Seared balsamic-glazed flatiron steaks with spinach, lemon and olive oil

Balsamic Beef with Spinach

It’s been awhile since we’ve had a new cookbook on the blog – not that we haven’t been cooking much lately, but a couple of recent & great cookbooks have been dominating the JK kitchen this Fall & Winter. The next few posts should help get us back on the track of going through the entire cookbook collection, though. This cookbook, How to Cook Meat, has been on my shelf for years and years. It’s a fun cookbook to flip through, more as a reference on which cuts of meat come from where (on various animals), and how the fat/muscle content changes how you can prepare that cut. I tend to read it more for background material, but it does have a ton of recipes, and the few that I’ve made over the years have been good (if not spectacular).

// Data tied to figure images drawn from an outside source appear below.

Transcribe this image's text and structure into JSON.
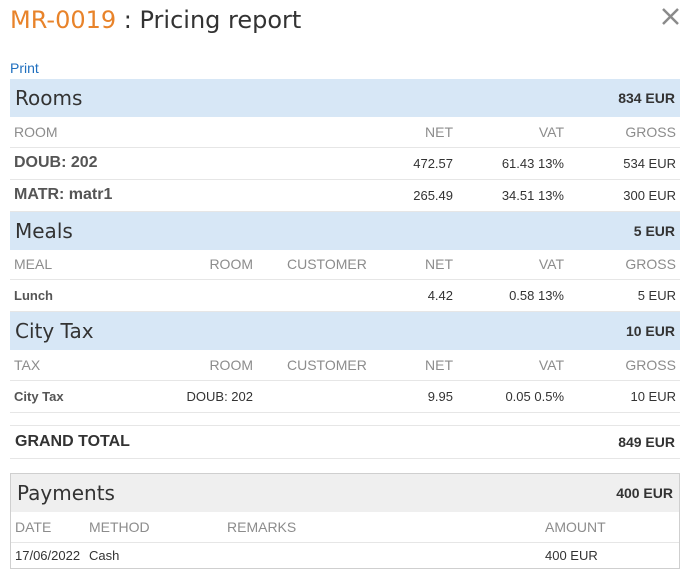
{
  "header": {
    "code": "MR-0019",
    "separator": " : ",
    "title": "Pricing report",
    "close_icon": "close-icon"
  },
  "print_label": "Print",
  "rooms": {
    "title": "Rooms",
    "total": "834 EUR",
    "columns": [
      "ROOM",
      "NET",
      "VAT",
      "GROSS"
    ],
    "rows": [
      {
        "room": "DOUB: 202",
        "net": "472.57",
        "vat": "61.43 13%",
        "gross": "534 EUR"
      },
      {
        "room": "MATR: matr1",
        "net": "265.49",
        "vat": "34.51 13%",
        "gross": "300 EUR"
      }
    ]
  },
  "meals": {
    "title": "Meals",
    "total": "5 EUR",
    "columns": [
      "MEAL",
      "ROOM",
      "CUSTOMER",
      "NET",
      "VAT",
      "GROSS"
    ],
    "rows": [
      {
        "meal": "Lunch",
        "room": "",
        "customer": "",
        "net": "4.42",
        "vat": "0.58 13%",
        "gross": "5 EUR"
      }
    ]
  },
  "city_tax": {
    "title": "City Tax",
    "total": "10 EUR",
    "columns": [
      "TAX",
      "ROOM",
      "CUSTOMER",
      "NET",
      "VAT",
      "GROSS"
    ],
    "rows": [
      {
        "tax": "City Tax",
        "room": "DOUB: 202",
        "customer": "",
        "net": "9.95",
        "vat": "0.05 0.5%",
        "gross": "10 EUR"
      }
    ]
  },
  "grand_total": {
    "label": "GRAND TOTAL",
    "value": "849 EUR"
  },
  "payments": {
    "title": "Payments",
    "total": "400 EUR",
    "columns": [
      "DATE",
      "METHOD",
      "REMARKS",
      "AMOUNT"
    ],
    "rows": [
      {
        "date": "17/06/2022",
        "method": "Cash",
        "remarks": "",
        "amount": "400 EUR"
      }
    ]
  },
  "colors": {
    "accent": "#e8832a",
    "link": "#1f6fbf",
    "section_header": "#d7e7f6",
    "payments_header": "#efefef"
  }
}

This recipe for balsamic-glazed beef, however, was both easy to make and really tasty. I have a special place in my heart for the beef and balsamic vinegar combination. When I was in college, dinner was usually two frozen corn dogs. If I was feeling particularly health-minded, I might grab a handful of salad mix from the bag and douse it in some sort of vinaigrette as a side dish. At some point a roommate got disgusted with my dinner regimen and dragged me over to the Barney’s Burgers by our house in North Berkeley. The special that night was a balsamic beef burger, and on a whim I ordered it. It had never occurred to me that a flavor that seemed so intrinsically related to salad could have any use in cooking meat. That burger was amazing though – just the right blend of tart and sweet to balance out the beef flavor. It was so good that to this day I always keep an eye out for recipes involving meat & balsamic vinegar – if it’s on the menu at restaurant Karin and I go to, there’s a good chance that’s what I’m getting.

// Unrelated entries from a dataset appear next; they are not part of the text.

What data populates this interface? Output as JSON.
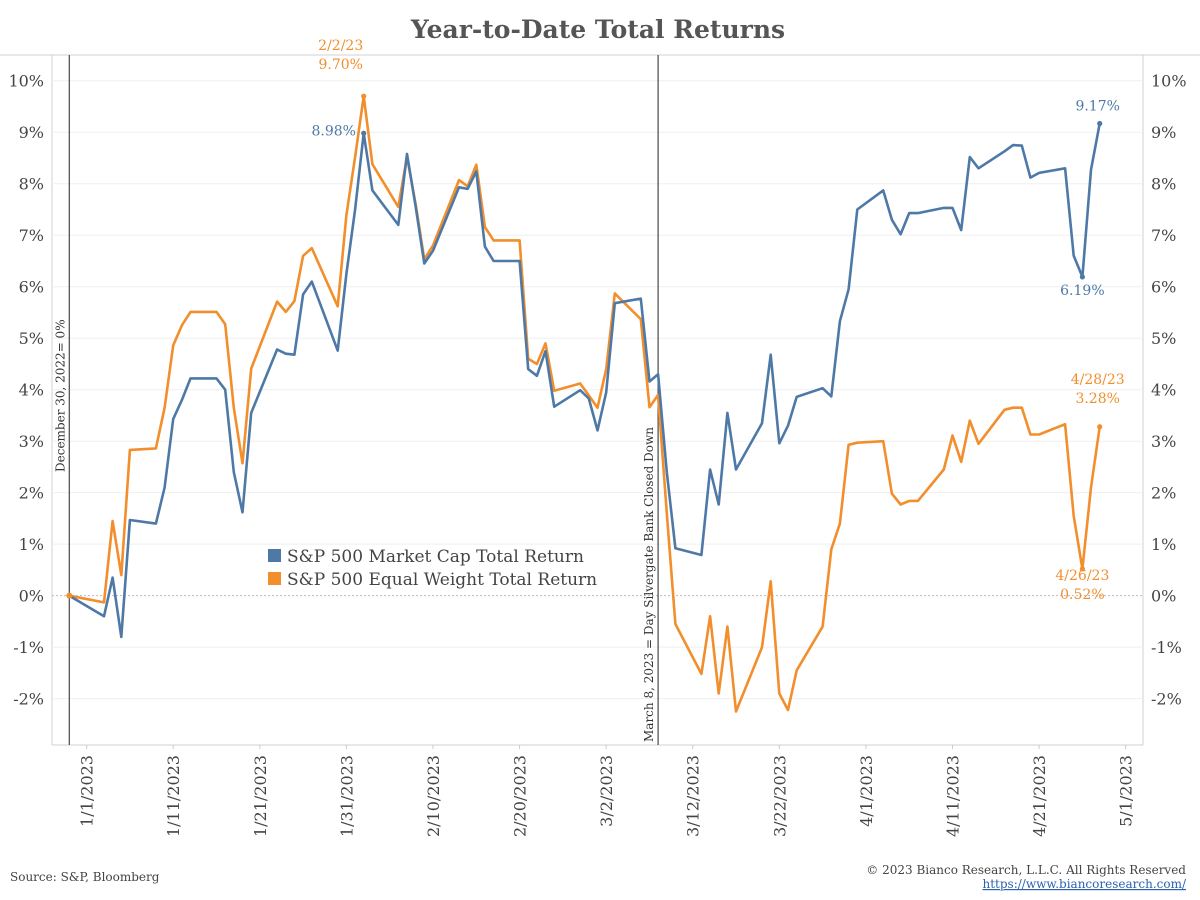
{
  "title": "Year-to-Date Total Returns",
  "source": "Source: S&P, Bloomberg",
  "copyright": "© 2023 Bianco Research, L.L.C. All Rights Reserved",
  "website": "https://www.biancoresearch.com/",
  "colors": {
    "blue": "#4e79a7",
    "orange": "#f28e2b"
  },
  "chart_data": {
    "type": "line",
    "x_axis": {
      "type": "date",
      "range": [
        "2022-12-28",
        "2023-05-03"
      ],
      "ticks": [
        "2023-01-01",
        "2023-01-11",
        "2023-01-21",
        "2023-01-31",
        "2023-02-10",
        "2023-02-20",
        "2023-03-02",
        "2023-03-12",
        "2023-03-22",
        "2023-04-01",
        "2023-04-11",
        "2023-04-21",
        "2023-05-01"
      ],
      "tick_labels": [
        "1/1/2023",
        "1/11/2023",
        "1/21/2023",
        "1/31/2023",
        "2/10/2023",
        "2/20/2023",
        "3/2/2023",
        "3/12/2023",
        "3/22/2023",
        "4/1/2023",
        "4/11/2023",
        "4/21/2023",
        "5/1/2023"
      ]
    },
    "y_axis": {
      "range": [
        -2.9,
        10.5
      ],
      "ticks": [
        -2,
        -1,
        0,
        1,
        2,
        3,
        4,
        5,
        6,
        7,
        8,
        9,
        10
      ],
      "tick_labels": [
        "-2%",
        "-1%",
        "0%",
        "1%",
        "2%",
        "3%",
        "4%",
        "5%",
        "6%",
        "7%",
        "8%",
        "9%",
        "10%"
      ],
      "sides": "both"
    },
    "grid": true,
    "legend": {
      "position": "center-left"
    },
    "series": [
      {
        "name": "S&P 500 Market Cap Total Return",
        "color": "#4e79a7",
        "points": [
          [
            "2022-12-30",
            0.0
          ],
          [
            "2023-01-03",
            -0.4
          ],
          [
            "2023-01-04",
            0.35
          ],
          [
            "2023-01-05",
            -0.8
          ],
          [
            "2023-01-06",
            1.47
          ],
          [
            "2023-01-09",
            1.4
          ],
          [
            "2023-01-10",
            2.1
          ],
          [
            "2023-01-11",
            3.43
          ],
          [
            "2023-01-12",
            3.8
          ],
          [
            "2023-01-13",
            4.22
          ],
          [
            "2023-01-16",
            4.22
          ],
          [
            "2023-01-17",
            4.0
          ],
          [
            "2023-01-18",
            2.4
          ],
          [
            "2023-01-19",
            1.62
          ],
          [
            "2023-01-20",
            3.55
          ],
          [
            "2023-01-23",
            4.78
          ],
          [
            "2023-01-24",
            4.7
          ],
          [
            "2023-01-25",
            4.68
          ],
          [
            "2023-01-26",
            5.85
          ],
          [
            "2023-01-27",
            6.1
          ],
          [
            "2023-01-30",
            4.76
          ],
          [
            "2023-01-31",
            6.25
          ],
          [
            "2023-02-01",
            7.5
          ],
          [
            "2023-02-02",
            8.98
          ],
          [
            "2023-02-03",
            7.87
          ],
          [
            "2023-02-06",
            7.2
          ],
          [
            "2023-02-07",
            8.58
          ],
          [
            "2023-02-08",
            7.55
          ],
          [
            "2023-02-09",
            6.45
          ],
          [
            "2023-02-10",
            6.7
          ],
          [
            "2023-02-13",
            7.93
          ],
          [
            "2023-02-14",
            7.9
          ],
          [
            "2023-02-15",
            8.24
          ],
          [
            "2023-02-16",
            6.78
          ],
          [
            "2023-02-17",
            6.5
          ],
          [
            "2023-02-20",
            6.5
          ],
          [
            "2023-02-21",
            4.4
          ],
          [
            "2023-02-22",
            4.27
          ],
          [
            "2023-02-23",
            4.75
          ],
          [
            "2023-02-24",
            3.67
          ],
          [
            "2023-02-27",
            3.99
          ],
          [
            "2023-02-28",
            3.83
          ],
          [
            "2023-03-01",
            3.21
          ],
          [
            "2023-03-02",
            3.95
          ],
          [
            "2023-03-03",
            5.68
          ],
          [
            "2023-03-06",
            5.77
          ],
          [
            "2023-03-07",
            4.16
          ],
          [
            "2023-03-08",
            4.3
          ],
          [
            "2023-03-09",
            2.4
          ],
          [
            "2023-03-10",
            0.92
          ],
          [
            "2023-03-13",
            0.79
          ],
          [
            "2023-03-14",
            2.45
          ],
          [
            "2023-03-15",
            1.77
          ],
          [
            "2023-03-16",
            3.55
          ],
          [
            "2023-03-17",
            2.45
          ],
          [
            "2023-03-20",
            3.35
          ],
          [
            "2023-03-21",
            4.68
          ],
          [
            "2023-03-22",
            2.96
          ],
          [
            "2023-03-23",
            3.3
          ],
          [
            "2023-03-24",
            3.86
          ],
          [
            "2023-03-27",
            4.03
          ],
          [
            "2023-03-28",
            3.87
          ],
          [
            "2023-03-29",
            5.33
          ],
          [
            "2023-03-30",
            5.95
          ],
          [
            "2023-03-31",
            7.5
          ],
          [
            "2023-04-03",
            7.87
          ],
          [
            "2023-04-04",
            7.3
          ],
          [
            "2023-04-05",
            7.02
          ],
          [
            "2023-04-06",
            7.43
          ],
          [
            "2023-04-07",
            7.43
          ],
          [
            "2023-04-10",
            7.53
          ],
          [
            "2023-04-11",
            7.53
          ],
          [
            "2023-04-12",
            7.1
          ],
          [
            "2023-04-13",
            8.52
          ],
          [
            "2023-04-14",
            8.3
          ],
          [
            "2023-04-17",
            8.63
          ],
          [
            "2023-04-18",
            8.75
          ],
          [
            "2023-04-19",
            8.74
          ],
          [
            "2023-04-20",
            8.12
          ],
          [
            "2023-04-21",
            8.21
          ],
          [
            "2023-04-24",
            8.3
          ],
          [
            "2023-04-25",
            6.6
          ],
          [
            "2023-04-26",
            6.19
          ],
          [
            "2023-04-27",
            8.27
          ],
          [
            "2023-04-28",
            9.17
          ]
        ]
      },
      {
        "name": "S&P 500 Equal Weight Total Return",
        "color": "#f28e2b",
        "points": [
          [
            "2022-12-30",
            0.0
          ],
          [
            "2023-01-03",
            -0.13
          ],
          [
            "2023-01-04",
            1.45
          ],
          [
            "2023-01-05",
            0.4
          ],
          [
            "2023-01-06",
            2.83
          ],
          [
            "2023-01-09",
            2.86
          ],
          [
            "2023-01-10",
            3.65
          ],
          [
            "2023-01-11",
            4.86
          ],
          [
            "2023-01-12",
            5.25
          ],
          [
            "2023-01-13",
            5.51
          ],
          [
            "2023-01-16",
            5.51
          ],
          [
            "2023-01-17",
            5.27
          ],
          [
            "2023-01-18",
            3.65
          ],
          [
            "2023-01-19",
            2.57
          ],
          [
            "2023-01-20",
            4.41
          ],
          [
            "2023-01-23",
            5.71
          ],
          [
            "2023-01-24",
            5.51
          ],
          [
            "2023-01-25",
            5.72
          ],
          [
            "2023-01-26",
            6.6
          ],
          [
            "2023-01-27",
            6.75
          ],
          [
            "2023-01-30",
            5.62
          ],
          [
            "2023-01-31",
            7.39
          ],
          [
            "2023-02-01",
            8.52
          ],
          [
            "2023-02-02",
            9.7
          ],
          [
            "2023-02-03",
            8.38
          ],
          [
            "2023-02-06",
            7.55
          ],
          [
            "2023-02-07",
            8.52
          ],
          [
            "2023-02-08",
            7.6
          ],
          [
            "2023-02-09",
            6.53
          ],
          [
            "2023-02-10",
            6.8
          ],
          [
            "2023-02-13",
            8.07
          ],
          [
            "2023-02-14",
            7.95
          ],
          [
            "2023-02-15",
            8.37
          ],
          [
            "2023-02-16",
            7.16
          ],
          [
            "2023-02-17",
            6.9
          ],
          [
            "2023-02-20",
            6.9
          ],
          [
            "2023-02-21",
            4.6
          ],
          [
            "2023-02-22",
            4.5
          ],
          [
            "2023-02-23",
            4.9
          ],
          [
            "2023-02-24",
            3.98
          ],
          [
            "2023-02-27",
            4.12
          ],
          [
            "2023-02-28",
            3.89
          ],
          [
            "2023-03-01",
            3.65
          ],
          [
            "2023-03-02",
            4.4
          ],
          [
            "2023-03-03",
            5.87
          ],
          [
            "2023-03-06",
            5.37
          ],
          [
            "2023-03-07",
            3.66
          ],
          [
            "2023-03-08",
            3.9
          ],
          [
            "2023-03-09",
            1.6
          ],
          [
            "2023-03-10",
            -0.55
          ],
          [
            "2023-03-13",
            -1.52
          ],
          [
            "2023-03-14",
            -0.4
          ],
          [
            "2023-03-15",
            -1.9
          ],
          [
            "2023-03-16",
            -0.6
          ],
          [
            "2023-03-17",
            -2.25
          ],
          [
            "2023-03-20",
            -1.0
          ],
          [
            "2023-03-21",
            0.28
          ],
          [
            "2023-03-22",
            -1.9
          ],
          [
            "2023-03-23",
            -2.22
          ],
          [
            "2023-03-24",
            -1.45
          ],
          [
            "2023-03-27",
            -0.6
          ],
          [
            "2023-03-28",
            0.9
          ],
          [
            "2023-03-29",
            1.4
          ],
          [
            "2023-03-30",
            2.93
          ],
          [
            "2023-03-31",
            2.97
          ],
          [
            "2023-04-03",
            3.0
          ],
          [
            "2023-04-04",
            1.98
          ],
          [
            "2023-04-05",
            1.77
          ],
          [
            "2023-04-06",
            1.84
          ],
          [
            "2023-04-07",
            1.84
          ],
          [
            "2023-04-10",
            2.45
          ],
          [
            "2023-04-11",
            3.11
          ],
          [
            "2023-04-12",
            2.6
          ],
          [
            "2023-04-13",
            3.4
          ],
          [
            "2023-04-14",
            2.95
          ],
          [
            "2023-04-17",
            3.61
          ],
          [
            "2023-04-18",
            3.65
          ],
          [
            "2023-04-19",
            3.65
          ],
          [
            "2023-04-20",
            3.13
          ],
          [
            "2023-04-21",
            3.13
          ],
          [
            "2023-04-24",
            3.33
          ],
          [
            "2023-04-25",
            1.55
          ],
          [
            "2023-04-26",
            0.52
          ],
          [
            "2023-04-27",
            2.1
          ],
          [
            "2023-04-28",
            3.28
          ]
        ]
      }
    ],
    "event_lines": [
      {
        "date": "2022-12-30",
        "label": "December 30, 2022= 0%"
      },
      {
        "date": "2023-03-08",
        "label": "March 8, 2023 = Day Silvergate Bank Closed Down"
      }
    ],
    "annotations": [
      {
        "series": 1,
        "date": "2023-02-02",
        "value": 9.7,
        "date_label": "2/2/23",
        "value_label": "9.70%"
      },
      {
        "series": 0,
        "date": "2023-02-02",
        "value": 8.98,
        "date_label": "",
        "value_label": "8.98%"
      },
      {
        "series": 0,
        "date": "2023-04-28",
        "value": 9.17,
        "date_label": "",
        "value_label": "9.17%"
      },
      {
        "series": 0,
        "date": "2023-04-26",
        "value": 6.19,
        "date_label": "",
        "value_label": "6.19%"
      },
      {
        "series": 1,
        "date": "2023-04-28",
        "value": 3.28,
        "date_label": "4/28/23",
        "value_label": "3.28%"
      },
      {
        "series": 1,
        "date": "2023-04-26",
        "value": 0.52,
        "date_label": "4/26/23",
        "value_label": "0.52%"
      }
    ]
  }
}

So after the fold, we’ve got this quick recipe – reduce some balsamic vinegar, sugar and black pepper into a thick, dark sauce, pan-fry some quality steaks, and while the steaks are resting saute some spinach and garlic in the pan you used for the meat. One saucepan, one frying pan, very little time spent hovering over a stove or preparing ingredients yields a really tasty meal. That being said, the next time I make this dish I will add some potatoes or a grain to go with it – gotta have something to mop up the balsamic glaze with after you eat all the steak!

How to Cook Meat

One note: the original recipe calls for top blade chuck steaks, and says that they have a line of fat and gristle through the center that makes people tend to avoid this cut. We used flatiron steaks instead which is (as far as I can tell) the same area of the cow but a perpendicular cut to the top blade, hence avoiding the line of gristle. Ask your butcher, though.

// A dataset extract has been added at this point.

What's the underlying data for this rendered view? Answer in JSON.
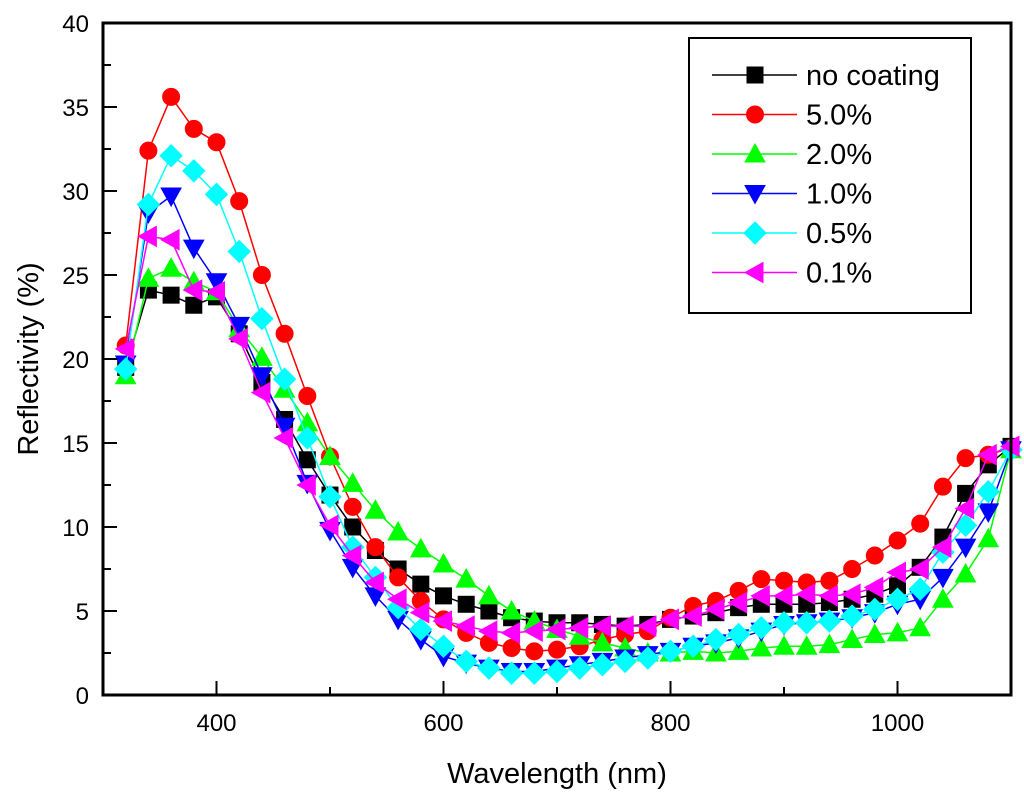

Seared balsamic-glazed flatiron steaks with spinach, lemon and olive oil

Serves 4
Prep time: 30-40 minutes
Total time: 1 hour

For the steak:

  • 1 1/2 cups balsamic vinegar
  • 1 tsp sugar
  • 1 Tbsp freshly ground black pepper
  • Four 8 oz flatiron steaks, roughly one inch thick
  • 2 Tbsp olive oil
  • Salt and pepper to taste

For the spinach:

  • 2 Tbsp olive oil
  • 1 1/2 lbs fresh spinach, trimmed, washed and patted/spun dry
  • 1 Tbsp minced garlic
  • Salt and pepper to taste
  • Juice of 1/2 lemon

1. To make the glaze, combine the vinegar, sugar and pepper in a small saucepan and boil over high heat. [Be careful not to lean over the pan and take a deep breath unless you are trying to clear your sinuses.] Reduce the heat to medium-low and simmer vigorously until the mixture is reduced by two-thirds and syrupy, roughly 30-40 minutes. Set the glaze aside, covered to keep it warm.

2. Pat the steaks dry with paper towels, then sprinkle them generously with salt and pepper. In a large saute pan, heat the olive oil over medium-high heat until very hot but not smoking. Add the steaks and sear well on one side, 3-4 minutes. Turn and continue cooking for a total of 6-8 minutes longer for medium rare. To check if the steaks are done, make a small cut in the thickest part of the meat and look at it – the meat should be slightly less done than you would like. When the steaks are done to your liking, remove them from the pan, cover loosely with foil, and let them rest until the spinach is done.

3. Wipe out the saute pan with paper towels and return it to medium-high heat. Add the remaining olive oil to the pan. When it is hot, add the spinach and stir like crazy until it wilts, 1-2 minutes. Add the garlic and cook, stirring occasionally, for another 30 seconds. Remove the pan from the heat, season with salt and pepper, and stir in the lemon juice.

4. If there is a center line of fat & gristle through the center of your steaks, cut that center line out, and the brush each half of the steak with the glaze. If the glaze has thickened too much, a few seconds over low heat should make it brush-able again. Place a mound of spinach on each plate, and top with the two steak halves.